Seeking to protect homeowners from fraudulent mortgage modification schemes, the FTC has proposed a rule that would prohibit charging in advance for foreclosure prevention services. 

Under the proposed rules, companies could not charge for loan modification or foreclosure prevention assistance until after the service had been provided. The rules would also require such companies to disclose to customers what the total cost of the services will be and prohibit them from providing certain types of misleading information.
 
"Homeowners facing foreclosure or struggling to make mortgage payments shouldn't have to contend with fraudulent 'companies' that don't provide what they promise," FTC Chair Jon Leibowitz said. "The proposed rule would outlaw up-front fees so companies can't take the money and run.”
 

Targets for-profit foreclosure prevention services

 
The decline of the housing market and the economy have given rise to a growing industry of for-profit foreclosure prevention services that promise to help homeowners obtain loan modifications or otherwise restructure their debt in order to avoid foreclosure. These companies often charge fees amounting to several thousand dollars for this service, often requiring payment in advance.
 
The FTC, federal law enforcement agencies and state attorneys general have brought hundreds of cases against for-profit loan modification services for failing to deliver promised services that consumers paid for, as well as for misrepresenting themselves as being affiliated with government agencies and services, including the Making Home Affordable Program.
 
'Far too many homeowners have paid up-front fees to bad actors who promised loan modifications but never delivered," said Treasury Secretary Timothy Geithner. "I commend the FTC for proposing a strong set of safeguards to protect consumers from these predatory practices."
 

New disclosure requirements

 
Among other provisions, the proposed rule targets several practices that have been deemed abusive, including telling clients to stop communicating with their lenders or mortgage services.

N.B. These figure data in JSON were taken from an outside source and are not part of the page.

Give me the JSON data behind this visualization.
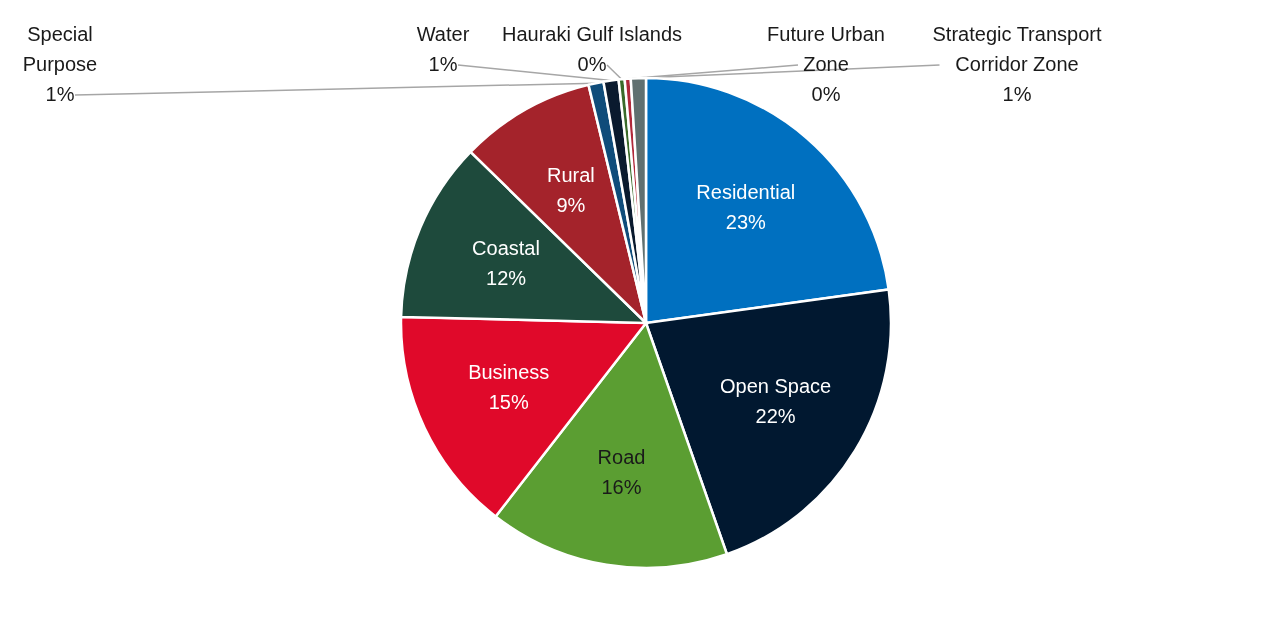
{
  "chart_data": {
    "type": "pie",
    "categories": [
      "Residential",
      "Open Space",
      "Road",
      "Business",
      "Coastal",
      "Rural",
      "Special Purpose",
      "Water",
      "Hauraki Gulf Islands",
      "Future Urban Zone",
      "Strategic Transport Corridor Zone"
    ],
    "values": [
      23,
      22,
      16,
      15,
      12,
      9,
      1,
      1,
      0.4,
      0.4,
      1
    ],
    "value_labels": [
      "23%",
      "22%",
      "16%",
      "15%",
      "12%",
      "9%",
      "1%",
      "1%",
      "0%",
      "0%",
      "1%"
    ],
    "colors": [
      "#0070c0",
      "#011830",
      "#5b9e32",
      "#e0092a",
      "#1e4a3c",
      "#a4232b",
      "#0f4c7a",
      "#0a1a2e",
      "#3a6a2a",
      "#b0283a",
      "#607070"
    ]
  }
}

The rules would also prohibit loan modification from misleading consumers about the likelihood of obtaining results, their affiliation with public or private entities and refund/cancellation policies.
 
The new rules would also require that such providers disclose that they are a for-profit business, the total amount charged for their services and that there is no guarantee they will be able to negotiate a loan modification or other foreclosure rescue with their lender.
 
The rules would apply to for-profit companies that offer to help consumers renegotiate their mortgages with their lenders in return for a fee. The rules would not apply to mortgage lenders or servicers, and would have a limited exception for attorneys representing a consumer in a legal proceeding.